Nationalize the damned banks already. They’re stealing us blind. Geithner is a WS insider, and the wrong man for this job. If we aren’t getting tax dodger and Republican appointments, we are getting the cat assigned to guard the canary. If I have to bailout their sorry asses, I want to own them.
While we are at it, who did us this favor?
A Sanders-Grassley amendment to demand TARP recipient banks stop firing U.S. workers and replacing them with foreign guest workers was ripped out of the bill.
Last but not least, what’s all this noise about Obama and Social Security? We can pay for the Bush war profiteers and the ongoing WS bailout of Washington’s financiers and cronies, but they, by god, are going to save us from the burden of social security.
You have no idea how bad Democrats are starting to look on the heels of all that campaign rhetoric. Change my ass! I am getting sick and tired of all of them and the horses they rode in on.
The dozen banks receiving the biggest rescue packages, totaling more than $150 billion, requested visas for more than 21,800 foreign workers over the past six years for positions that included senior vice presidents, corporate lawyers, junior investment analysts and human resources specialists. The average annual salary for those jobs was $90,721, nearly twice the median income for all American households.

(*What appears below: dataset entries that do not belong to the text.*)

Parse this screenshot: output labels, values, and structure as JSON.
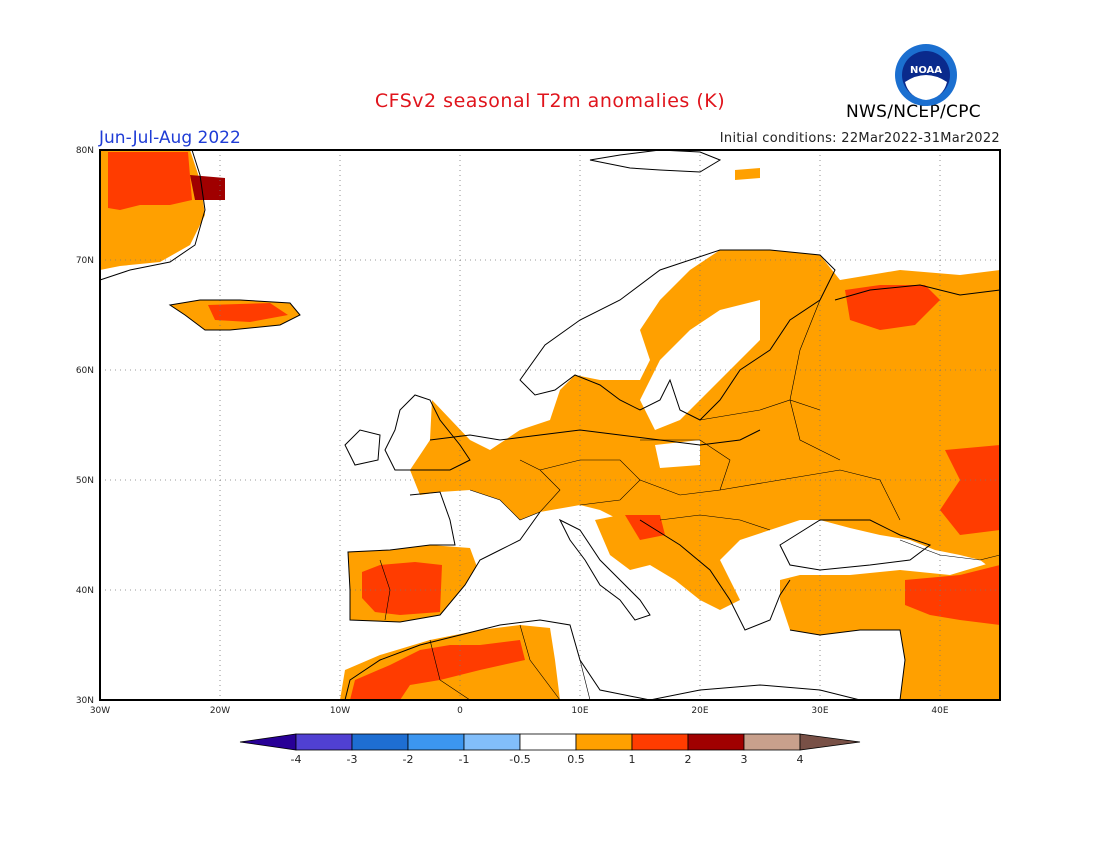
{
  "header": {
    "title": "CFSv2 seasonal T2m anomalies (K)",
    "season": "Jun-Jul-Aug 2022",
    "initial_conditions": "Initial conditions: 22Mar2022-31Mar2022",
    "agency": "NWS/NCEP/CPC",
    "logo_text": "NOAA"
  },
  "map": {
    "lon_labels": [
      "30W",
      "20W",
      "10W",
      "0",
      "10E",
      "20E",
      "30E",
      "40E"
    ],
    "lat_labels": [
      "80N",
      "70N",
      "60N",
      "50N",
      "40N",
      "30N"
    ],
    "lon_range": [
      -30,
      45
    ],
    "lat_range": [
      30,
      80
    ],
    "colors": {
      "land_neutral": "#ffffff",
      "anomaly_05_1": "#ffa000",
      "anomaly_1_2": "#ff3c00",
      "anomaly_2_3": "#a00000",
      "ocean": "#ffffff",
      "coast": "#000000"
    }
  },
  "colorbar": {
    "tick_labels": [
      "-4",
      "-3",
      "-2",
      "-1",
      "-0.5",
      "0.5",
      "1",
      "2",
      "3",
      "4"
    ],
    "colors": [
      "#280096",
      "#5040d2",
      "#1e6ed2",
      "#3c96f0",
      "#82befa",
      "#ffffff",
      "#ffa000",
      "#ff3c00",
      "#a00000",
      "#c8a08c",
      "#785046"
    ]
  }
}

The figures are significant because they show that the bailed-out banks, being kept afloat with U.S. taxpayer money, actively sought to hire foreign workers instead of American workers. As the economic collapse worsened last year – with huge numbers of bank employees laid off – the numbers of visas sought by the dozen banks in AP’s analysis increased by nearly one-third, from 3,258 in fiscal 2007 to 4,163 in fiscal 2008.

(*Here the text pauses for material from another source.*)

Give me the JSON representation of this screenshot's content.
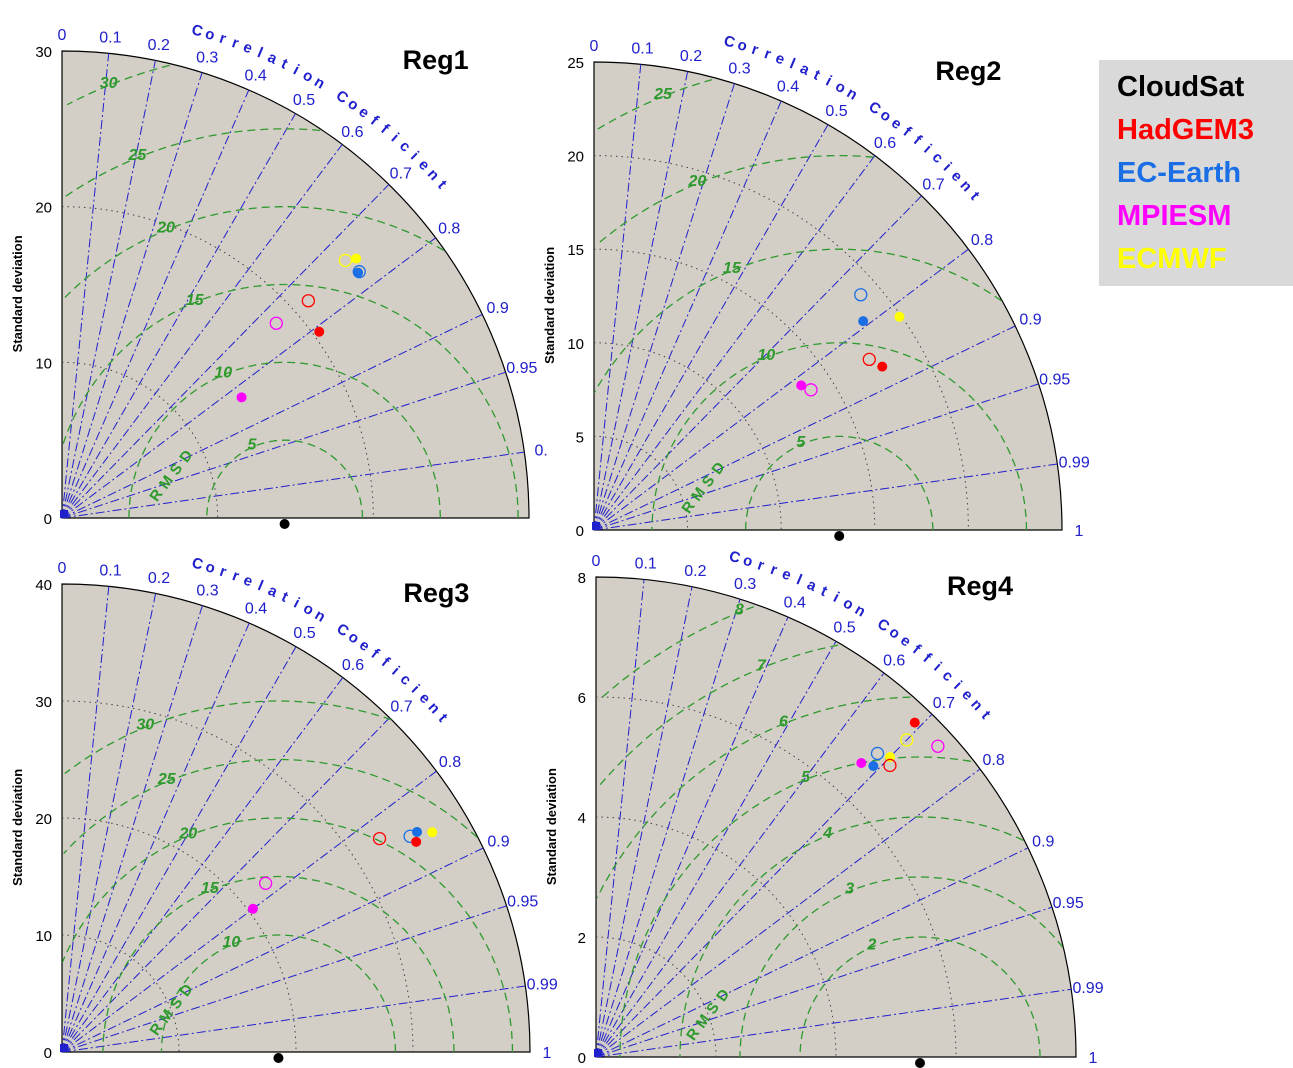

Casey Research, of Vermont, has analyzed the costs of the government bailouts of the housing crisis, the credit crisis and others and has concluded that the total is $8.5 trillion, which is more than the cost of all US wars, the Louisiana Purchase, the New Deal, the Marshall Plan and the NASA Space Program combined. According to CRS, the Congressional Research Service, all major US wars (including such events as the American Revolution, the War of 1812, the Civil War, the Spanish American War, World War I, World War II, Korea, Vietnam, Iraq and Afghanistan, the invasion of Panama, the Kosovo War and numerous other small conflicts), cost a total of $7.5 trillion in inflation-adjusted 2008 dollars.

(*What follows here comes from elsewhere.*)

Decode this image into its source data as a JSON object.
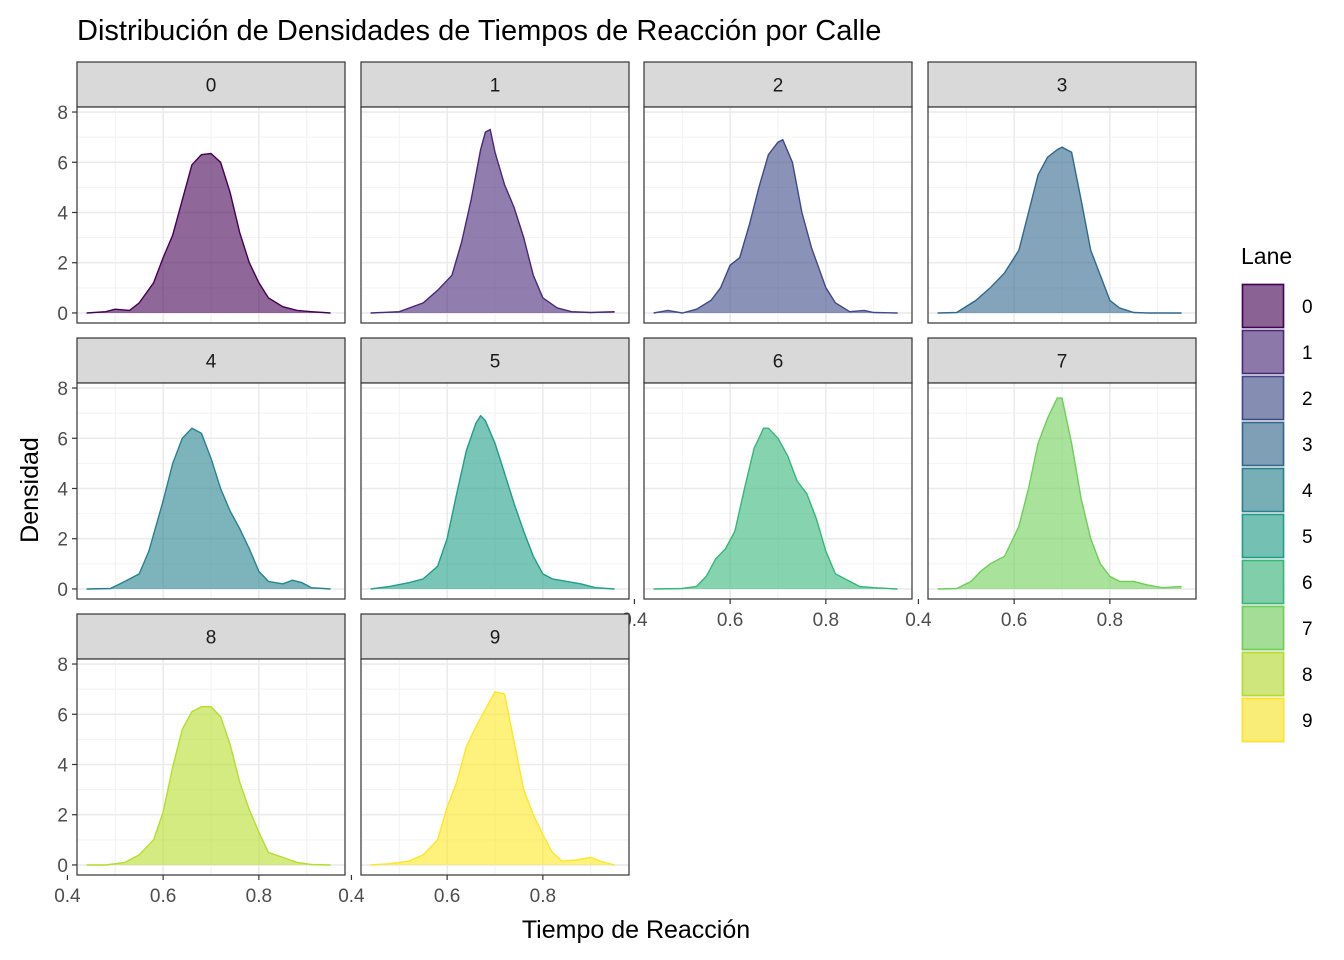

The Goverment Accountability Office (GAO) released a report (pdf) on Friday detailing how the biggest U.S. companies are using offshore tax havens to avoid being responsible corporate citizens. The GAO summary explains:
Many U.S. corporations operate globally and have foreign subsidiaries… In some cases they may be used to reduce taxes…
Eighty-three of the 100 largest publicly traded U.S. corporations in terms of 2007 revenue reported having subsidiaries in jurisdictions listed as tax havens or financial privacy jurisdictions. Sixty-three of the 100 largest publicly traded U.S. federal contractors…
Not only that, but many of these corporations have received billions in federal bailout money and Senators Byron Dorgan (D-ND) and Carl Levin (D-MI) estimate this corporate tax exploit shifts $100 billion tax responsibility to other taxpayers in the form of loss tax revenue.